19 December 2021

Observations on CDM-324 (IPM-165)

After adding the sponge under the lid of two CDM-324 radar modules (probably clones on InnoSent IPM-165) I repeated the transmission-reception test over a range of 4 and 10 metres.

While the SNR does not deteriorate of a visible amount with the increased distance, I noticed few things about these radar modules.

They are very sensitive to power supply voltage variations. Any noise on the power supply line is reflected on the output frequency. I opted to use a 78L05 linear regulator and a battery power source.

The IF output(/input) has low impedance. I tried modulating via a 1+1 Mohm divider but no signal was available at the IF pin of the radar module and no modulation could be detected on the receiving end. I will try to lower the impedance of my source, or will move to Vcc modulation.

Sensitivity to surrounding objects is less than 50 cm. When moving closer than 50 cm to the CDM-324 there is noticeable frequency drift. When the obstacle is removed the frequency returns more-or-less where it was before.
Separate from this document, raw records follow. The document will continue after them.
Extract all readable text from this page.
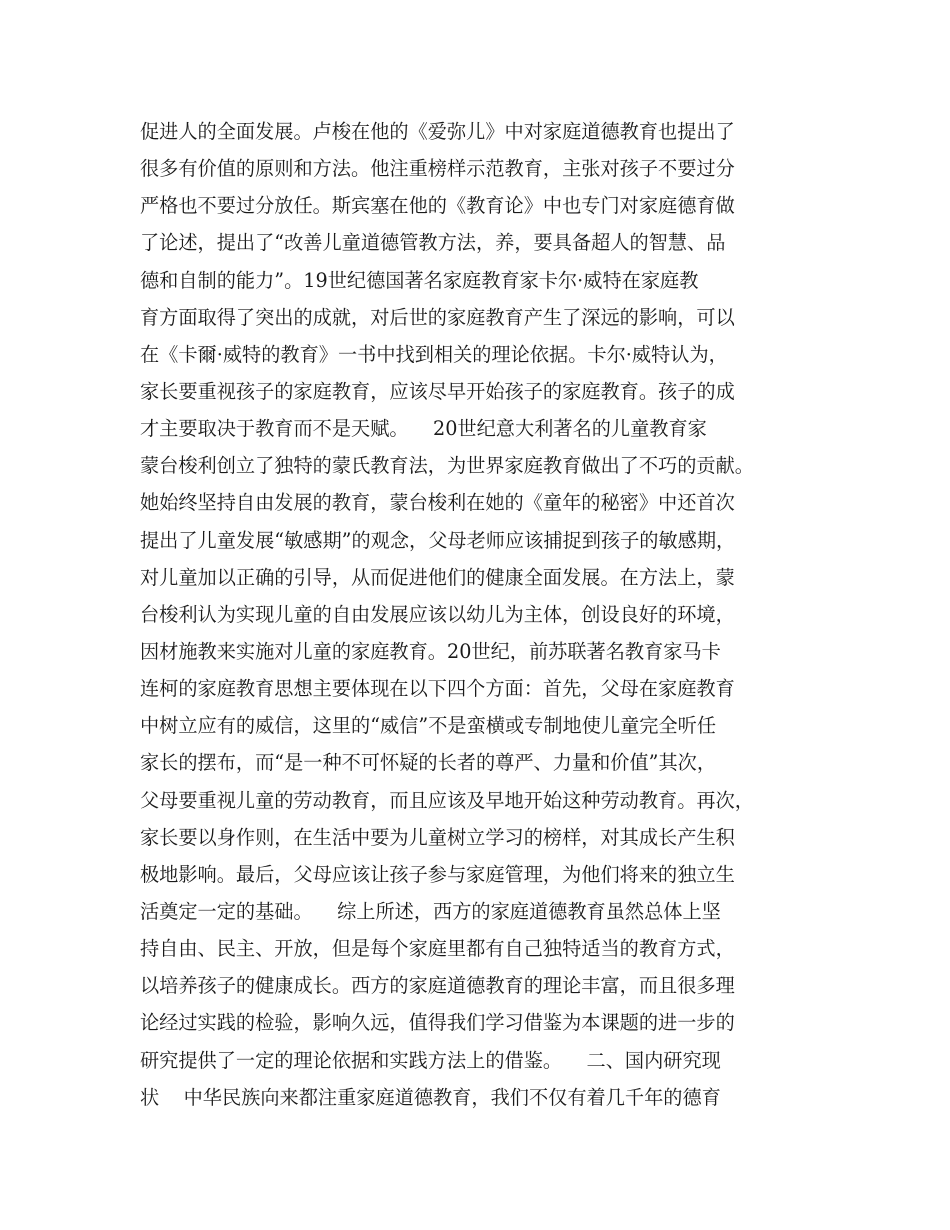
促进人的全面发展。卢梭在他的《爱弥儿》中对家庭道德教育也提出了
很多有价值的原则和方法。他注重榜样示范教育，主张对孩子不要过分
严格也不要过分放任。斯宾塞在他的《教育论》中也专门对家庭德育做
了论述，提出了“改善儿童道德管教方法，养，要具备超人的智慧、品
德和自制的能力”。19世纪德国著名家庭教育家卡尔·威特在家庭教
育方面取得了突出的成就，对后世的家庭教育产生了深远的影响，可以
在《卡爾·威特的教育》一书中找到相关的理论依据。卡尔·威特认为，
家长要重视孩子的家庭教育，应该尽早开始孩子的家庭教育。孩子的成
才主要取决于教育而不是天赋。    20世纪意大利著名的儿童教育家
蒙台梭利创立了独特的蒙氏教育法，为世界家庭教育做出了不巧的贡献。
她始终坚持自由发展的教育，蒙台梭利在她的《童年的秘密》中还首次
提出了儿童发展“敏感期”的观念，父母老师应该捕捉到孩子的敏感期，
对儿童加以正确的引导，从而促进他们的健康全面发展。在方法上，蒙
台梭利认为实现儿童的自由发展应该以幼儿为主体，创设良好的环境，
因材施教来实施对儿童的家庭教育。20世纪，前苏联著名教育家马卡
连柯的家庭教育思想主要体现在以下四个方面：首先，父母在家庭教育
中树立应有的威信，这里的“威信”不是蛮横或专制地使儿童完全听任
家长的摆布，而“是一种不可怀疑的长者的尊严、力量和价值”其次，
父母要重视儿童的劳动教育，而且应该及早地开始这种劳动教育。再次，
家长要以身作则，在生活中要为儿童树立学习的榜样，对其成长产生积
极地影响。最后，父母应该让孩子参与家庭管理，为他们将来的独立生
活奠定一定的基础。    综上所述，西方的家庭道德教育虽然总体上坚
持自由、民主、开放，但是每个家庭里都有自己独特适当的教育方式，
以培养孩子的健康成长。西方的家庭道德教育的理论丰富，而且很多理
论经过实践的检验，影响久远，值得我们学习借鉴为本课题的进一步的
研究提供了一定的理论依据和实践方法上的借鉴。    二、国内研究现
状    中华民族向来都注重家庭道德教育，我们不仅有着几千年的德育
This effect could be used to generate a physical FSK modulation for slow visual CW, for example.

They are sensitive to temperature. This is not a surprise, as HB100 on 10 GHz feels temperature variations too. That's intrinsic to DROs. But on 24 GHz the effect is 2.4 times higher. As long as receiving and transmitting end are subject to the same delta_T, their frequency difference remains constant.
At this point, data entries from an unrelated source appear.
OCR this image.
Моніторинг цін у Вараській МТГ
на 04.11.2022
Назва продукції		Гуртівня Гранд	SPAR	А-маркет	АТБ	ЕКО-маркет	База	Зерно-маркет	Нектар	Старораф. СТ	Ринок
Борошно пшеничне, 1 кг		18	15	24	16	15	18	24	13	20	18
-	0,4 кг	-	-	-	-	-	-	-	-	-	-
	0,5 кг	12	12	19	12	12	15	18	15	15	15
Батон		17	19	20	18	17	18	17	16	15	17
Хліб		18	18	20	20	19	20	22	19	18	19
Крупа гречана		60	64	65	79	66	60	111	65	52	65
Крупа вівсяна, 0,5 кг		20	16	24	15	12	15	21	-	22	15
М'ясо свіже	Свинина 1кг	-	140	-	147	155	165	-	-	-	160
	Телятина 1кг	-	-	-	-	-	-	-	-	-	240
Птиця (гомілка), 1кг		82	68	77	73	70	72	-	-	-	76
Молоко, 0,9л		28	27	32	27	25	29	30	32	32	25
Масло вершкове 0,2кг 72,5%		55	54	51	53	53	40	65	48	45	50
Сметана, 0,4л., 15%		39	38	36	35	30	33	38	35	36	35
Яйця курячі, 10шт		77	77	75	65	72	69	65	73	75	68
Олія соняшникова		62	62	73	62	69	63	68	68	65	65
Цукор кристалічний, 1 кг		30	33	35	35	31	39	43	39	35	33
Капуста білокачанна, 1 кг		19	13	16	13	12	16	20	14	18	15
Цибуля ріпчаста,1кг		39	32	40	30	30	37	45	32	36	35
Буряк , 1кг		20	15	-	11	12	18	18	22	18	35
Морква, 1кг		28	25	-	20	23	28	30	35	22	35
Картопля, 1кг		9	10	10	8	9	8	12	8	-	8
Given all the causes of interference to frequency output are minimised, the CW radar-to-radar reception looks like this:

The waterfall took about 60 seconds to build. Both modules where in the same small room in free-air, not enclosed in a box to add temperature hysteresis.

I think the current SNR should allow the reception over a 300 metres distance, which I will try once I manage to modulate them. That will tell some more information about the antenna pattern.